The Digital Earth Pacific Programme to provide real-time understanding on issues of coastline changes, the impact climate change and wave energy
Pacific Countries are committed to the development of a new Digital Earth Pacific Programme that will allow the use of global satellite systems to better understand the changes to our environment and countries in the Pacific.
The Pacific Community (SPC) convened the first interim steering committee meeting with Tonga, the Republic of the Marshall Islands, Vanuatu and Fiji.
The Digital Earth Pacific Programme will now hold region-wide consultations with Pacific countries to determine the needs, gaps and benefits of using remote data to develop informed knowledge products that will support better decision-making for and alongside countries.
The system condenses years of freely available data sets to provide real-time understanding on issues such as how disasters have changes coastlines, the impact climate change and wave energy is having on our countries and to combine weather outlooks for farmers and countries.
Deputy Chief Secretary Catalino Kijiner of RMI said the country is “fully committed to this programme”.
“We know that it’s going to help RMI make sound decisions in the management of our small natural resources and provide additional information on things like biodiversity to ensure we have sustainable food security systems and other additional information to determine the impact of climate change on our country,” he said at the interim steering committee held this week.
Director-General of SPC, Dr Stuart Minchin explained the development and use of products as part of Digital Earth Pacific will provide significant economic benefits to the Pacific.
“The technology is there, the data exists and is ready for us to use. Digital Earth Pacific will become an operational public good that will routinely generate products on a regular basis whenever a satellite flies over which will make it reliable and robust and countries will be able to access the information the same way weather reports are accessed on our phones, any day of the week”.
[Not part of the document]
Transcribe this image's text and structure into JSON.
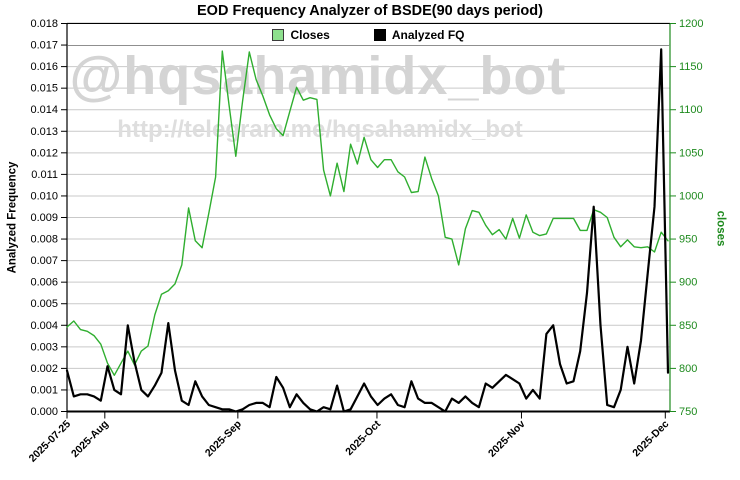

Dr Minchin said this is a huge opportunity for the Pacific in developing a fundamental digital infrastructure that will ensure every nation in the Pacific has access to these tools and technologies to routinely monitor and track challenges such as coastal inundation, coral bleaching events and other ocean related products that provide informed and robust data.
The Interim Steering Committee co-chair Rosamond Bing, Chief Executive Officer of Tonga’s Ministry of Lands and Natural Resources welcomes the development of Digital Earth Pacific.
She said “Tonga is committed to this and the Digital Earth Pacific consultations are a really good opportunity for us to look at some of the practical approaches to existing activities being led by the country”.
The interim steering committee was co-chaired by SPC and Tonga alongside Fiji, Vanuatu, and the Republic of the Marshall Islands. The committed adopted the Terms of Reference of Digital Earth Pacific and agreed to national consultation workshops to be held in the coming weeks. The committee also provided consensus on becoming a Community Activity under the Group on Earth Observations (GEO).
The interim steering committee is made up of specialists in the Earth Observation field including teams from GEO, Geoscience Australia, SPC, NASA, NOAA and USP.
Digital Earth Pacific is supported in partnership with the Australian Government and the US National Ocean and Atmospheric Administration. A needs analysis will be developed by June 2021 and pilot user studies implemented by December 2021.
This story was published at SPC on 21 May 2021, reposted via PACNEWS.